16-Yürüdükleri yolların değiştirilmesine tepki gösterebilirler. Hep aynı yolu ve kaldırımı kullanmak isteyebilir.
17-Bazılarının kendi rutin davranışları vardır. Örneğin koklamadan bir şeyi yemeyebilirler.
18- Bazı otistikler yemekte oldukça seçici olabilirler.

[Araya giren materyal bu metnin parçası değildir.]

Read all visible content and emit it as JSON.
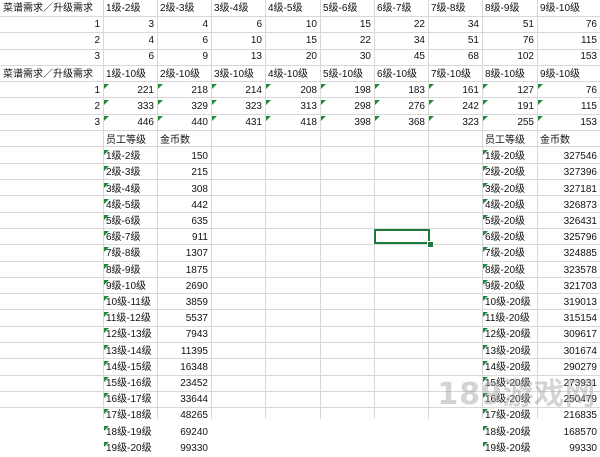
{
  "table1": {
    "corner": "菜谱需求／升级需求",
    "headers": [
      "1级-2级",
      "2级-3级",
      "3级-4级",
      "4级-5级",
      "5级-6级",
      "6级-7级",
      "7级-8级",
      "8级-9级",
      "9级-10级"
    ],
    "rows": [
      {
        "label": "1",
        "values": [
          "3",
          "4",
          "6",
          "10",
          "15",
          "22",
          "34",
          "51",
          "76"
        ]
      },
      {
        "label": "2",
        "values": [
          "4",
          "6",
          "10",
          "15",
          "22",
          "34",
          "51",
          "76",
          "115"
        ]
      },
      {
        "label": "3",
        "values": [
          "6",
          "9",
          "13",
          "20",
          "30",
          "45",
          "68",
          "102",
          "153"
        ]
      }
    ]
  },
  "table2": {
    "corner": "菜谱需求／升级需求",
    "headers": [
      "1级-10级",
      "2级-10级",
      "3级-10级",
      "4级-10级",
      "5级-10级",
      "6级-10级",
      "7级-10级",
      "8级-10级",
      "9级-10级"
    ],
    "rows": [
      {
        "label": "1",
        "values": [
          "221",
          "218",
          "214",
          "208",
          "198",
          "183",
          "161",
          "127",
          "76"
        ]
      },
      {
        "label": "2",
        "values": [
          "333",
          "329",
          "323",
          "313",
          "298",
          "276",
          "242",
          "191",
          "115"
        ]
      },
      {
        "label": "3",
        "values": [
          "446",
          "440",
          "431",
          "418",
          "398",
          "368",
          "323",
          "255",
          "153"
        ]
      }
    ]
  },
  "table3": {
    "headers": [
      "员工等级",
      "金币数"
    ],
    "rows": [
      [
        "1级-2级",
        "150"
      ],
      [
        "2级-3级",
        "215"
      ],
      [
        "3级-4级",
        "308"
      ],
      [
        "4级-5级",
        "442"
      ],
      [
        "5级-6级",
        "635"
      ],
      [
        "6级-7级",
        "911"
      ],
      [
        "7级-8级",
        "1307"
      ],
      [
        "8级-9级",
        "1875"
      ],
      [
        "9级-10级",
        "2690"
      ],
      [
        "10级-11级",
        "3859"
      ],
      [
        "11级-12级",
        "5537"
      ],
      [
        "12级-13级",
        "7943"
      ],
      [
        "13级-14级",
        "11395"
      ],
      [
        "14级-15级",
        "16348"
      ],
      [
        "15级-16级",
        "23452"
      ],
      [
        "16级-17级",
        "33644"
      ],
      [
        "17级-18级",
        "48265"
      ],
      [
        "18级-19级",
        "69240"
      ],
      [
        "19级-20级",
        "99330"
      ]
    ]
  },
  "table4": {
    "headers": [
      "员工等级",
      "金币数"
    ],
    "rows": [
      [
        "1级-20级",
        "327546"
      ],
      [
        "2级-20级",
        "327396"
      ],
      [
        "3级-20级",
        "327181"
      ],
      [
        "4级-20级",
        "326873"
      ],
      [
        "5级-20级",
        "326431"
      ],
      [
        "6级-20级",
        "325796"
      ],
      [
        "7级-20级",
        "324885"
      ],
      [
        "8级-20级",
        "323578"
      ],
      [
        "9级-20级",
        "321703"
      ],
      [
        "10级-20级",
        "319013"
      ],
      [
        "11级-20级",
        "315154"
      ],
      [
        "12级-20级",
        "309617"
      ],
      [
        "13级-20级",
        "301674"
      ],
      [
        "14级-20级",
        "290279"
      ],
      [
        "15级-20级",
        "273931"
      ],
      [
        "16级-20级",
        "250479"
      ],
      [
        "17级-20级",
        "216835"
      ],
      [
        "18级-20级",
        "168570"
      ],
      [
        "19级-20级",
        "99330"
      ]
    ]
  },
  "watermark": "189游戏网",
  "colors": {
    "grid": "#d8d8d8",
    "selection": "#1e7a3c",
    "marker": "#1f8a3a"
  }
}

Sadece hamur işi ya da et türü yemekler dışında bir şey yemek istemeyebilirler.
19-Nesnelere bağlanabilirler. Gazoz kapakları, şişeler, deterjan kutuları gibi.
20-Tehlikelerin farkında değillerdir. Araçlardan, yüksek yerlerden sakınılması gerektiğini bilemeyebilirler.
21-Oyuncakları amacına uygun kullanmazlar. Örneğin bir kamyonun sadece tekerleği onun ilgisini çekebilir.
22-Yaşıtlarıyla birlikte oynamazlar, oyun kurmada ve sürdürmede rol almazlar.
23-Müziğe aşırı ilgi gösterebilir. Parça sözlerini ezberleyebilir ama konuşma dilini kullanmada zorluk çeker.